O relatório de 52 páginas, “Você
não quer mais respirar veneno,” documenta casos de intoxicação
aguda causada pela deriva de agrotóxicos em sete localidades em
zonas rurais no Brasil, incluindo comunidades rurais,
indígenas, quilombolas e escolas rurais. A exposição das pessoas
aos agrotóxicos acontece quando estes são pulverizados em
plantações e se dispersam durante a aplicação ou quando evaporam
e seguem para áreas adjacentes nos dias após a pulverização.
“Agrotóxicos pulverizados em
grandes plantações intoxicam crianças em salas de aula e outras
pessoas em seus quintais em zonas rurais espalhadas por todo Brasil,”
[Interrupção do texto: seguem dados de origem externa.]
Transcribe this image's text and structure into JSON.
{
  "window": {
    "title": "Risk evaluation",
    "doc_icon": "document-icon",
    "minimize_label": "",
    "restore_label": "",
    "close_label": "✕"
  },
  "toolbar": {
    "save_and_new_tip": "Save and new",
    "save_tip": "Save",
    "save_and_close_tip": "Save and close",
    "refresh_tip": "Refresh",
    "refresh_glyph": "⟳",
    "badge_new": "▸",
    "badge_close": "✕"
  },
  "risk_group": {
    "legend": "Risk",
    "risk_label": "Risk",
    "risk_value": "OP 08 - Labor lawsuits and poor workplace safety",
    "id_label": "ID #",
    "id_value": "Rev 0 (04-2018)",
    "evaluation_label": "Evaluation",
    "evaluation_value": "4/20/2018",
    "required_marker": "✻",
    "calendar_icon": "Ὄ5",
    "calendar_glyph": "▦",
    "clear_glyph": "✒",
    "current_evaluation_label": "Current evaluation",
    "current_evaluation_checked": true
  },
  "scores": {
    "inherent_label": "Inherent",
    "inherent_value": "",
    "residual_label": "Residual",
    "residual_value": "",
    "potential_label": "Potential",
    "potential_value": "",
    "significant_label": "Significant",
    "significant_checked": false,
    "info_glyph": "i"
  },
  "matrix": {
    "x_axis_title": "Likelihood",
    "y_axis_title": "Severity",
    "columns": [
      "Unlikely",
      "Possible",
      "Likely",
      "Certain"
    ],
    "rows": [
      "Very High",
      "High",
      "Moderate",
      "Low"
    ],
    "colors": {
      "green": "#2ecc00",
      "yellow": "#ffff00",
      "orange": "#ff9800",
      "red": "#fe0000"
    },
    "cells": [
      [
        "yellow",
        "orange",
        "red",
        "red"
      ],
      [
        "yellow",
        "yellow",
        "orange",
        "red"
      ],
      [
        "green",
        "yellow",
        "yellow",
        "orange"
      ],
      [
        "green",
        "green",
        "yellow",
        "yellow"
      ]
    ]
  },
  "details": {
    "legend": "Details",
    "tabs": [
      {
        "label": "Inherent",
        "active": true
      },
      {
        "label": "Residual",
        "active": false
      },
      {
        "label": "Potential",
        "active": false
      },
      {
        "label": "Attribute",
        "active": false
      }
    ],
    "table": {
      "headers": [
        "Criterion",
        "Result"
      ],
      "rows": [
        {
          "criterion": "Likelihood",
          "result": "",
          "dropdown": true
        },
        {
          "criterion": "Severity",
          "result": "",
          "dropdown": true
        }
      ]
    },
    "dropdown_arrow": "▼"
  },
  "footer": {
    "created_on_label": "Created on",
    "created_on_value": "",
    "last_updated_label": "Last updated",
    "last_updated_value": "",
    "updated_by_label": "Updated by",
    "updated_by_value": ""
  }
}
afirmou Richard Pearshouse, diretor-adjunto da divisão
de meio ambiente e direitos humanos da Human Rights Watch e autor do
relatório. “As autoridades brasileiras devem acabar com a
exposição tóxica aos agrotóxicos e garantir a segurança daqueles
que denunciam ou se opõem aos danos causados pelos agrotóxicos às
famílias e comunidades.”
A Human Rights Watch constatou que
muitas pessoas em comunidades rurais expostas aos agrotóxicos temem
sofrer represálias de grandes proprietários de terra. Em cinco dos
sete locais visitados pela Human Rights Watch, membros das
comunidades rurais afetadas afirmaram que receberam ameaças ou que
temiam sofrer retaliações caso denunciassem a deriva de agrotóxicos
que acreditavam ter causado suas intoxicações. Em 2010, um
agricultor rural e ativista contra o uso de agrotóxicos foi morto a
tiros após pressionar o governo local a proibir a pulverização
aérea naquele ano.
Proprietários de grandes plantações
frequentemente desrespeitam um regulamento nacional que estabelece
uma “zona de segurança”, proibindo a pulverização aérea de
agrotóxicos próxima a áreas habitadas. Não existe uma
regulamentação nacional similar que estabeleça “zonas de
segurança” para a pulverização terrestre. Dados oficiais sobre
intoxicações causadas por agrotóxicos subestimam a gravidade do
problema. O sistema governamental de monitoramento de resíduos de
agrotóxicos em alimentos e água potável também é frágil.
20 julho 2018Report
“Você não quer mais respirar veneno”
As falhas do Brasil na proteção de
comunidades rurais expostas à dispersão de agrotóxicos
Em casos de intoxicação aguda
causada por agrotóxicos, os sintomas apresentados geralmente incluem
vômitos, náusea, dor de cabeça e tontura durante ou imediatamente
após a pulverização nas proximidades. A exposição crônica a
agrotóxicos, mesmo em doses baixas, é associada à infertilidade, a
impactos negativos no desenvolvimento fetal, ao câncer e a outras
consequências graves à saúde. Mulheres grávidas, crianças e
outras pessoas vulneráveis aos agrotóxicos podem enfrentar riscos
maiores.
“Tive uma dor de cabeça forte,
dor de barriga e a sensação de que ia vomitar,” disse uma garota
de 10 anos que frequenta uma escola no município de Cascavel, no
estado do Paraná. “[A professora] falou, ‘Vamos sair da sala
porque o cheiro está muito ruim.’ Fomos para casa mais cedo.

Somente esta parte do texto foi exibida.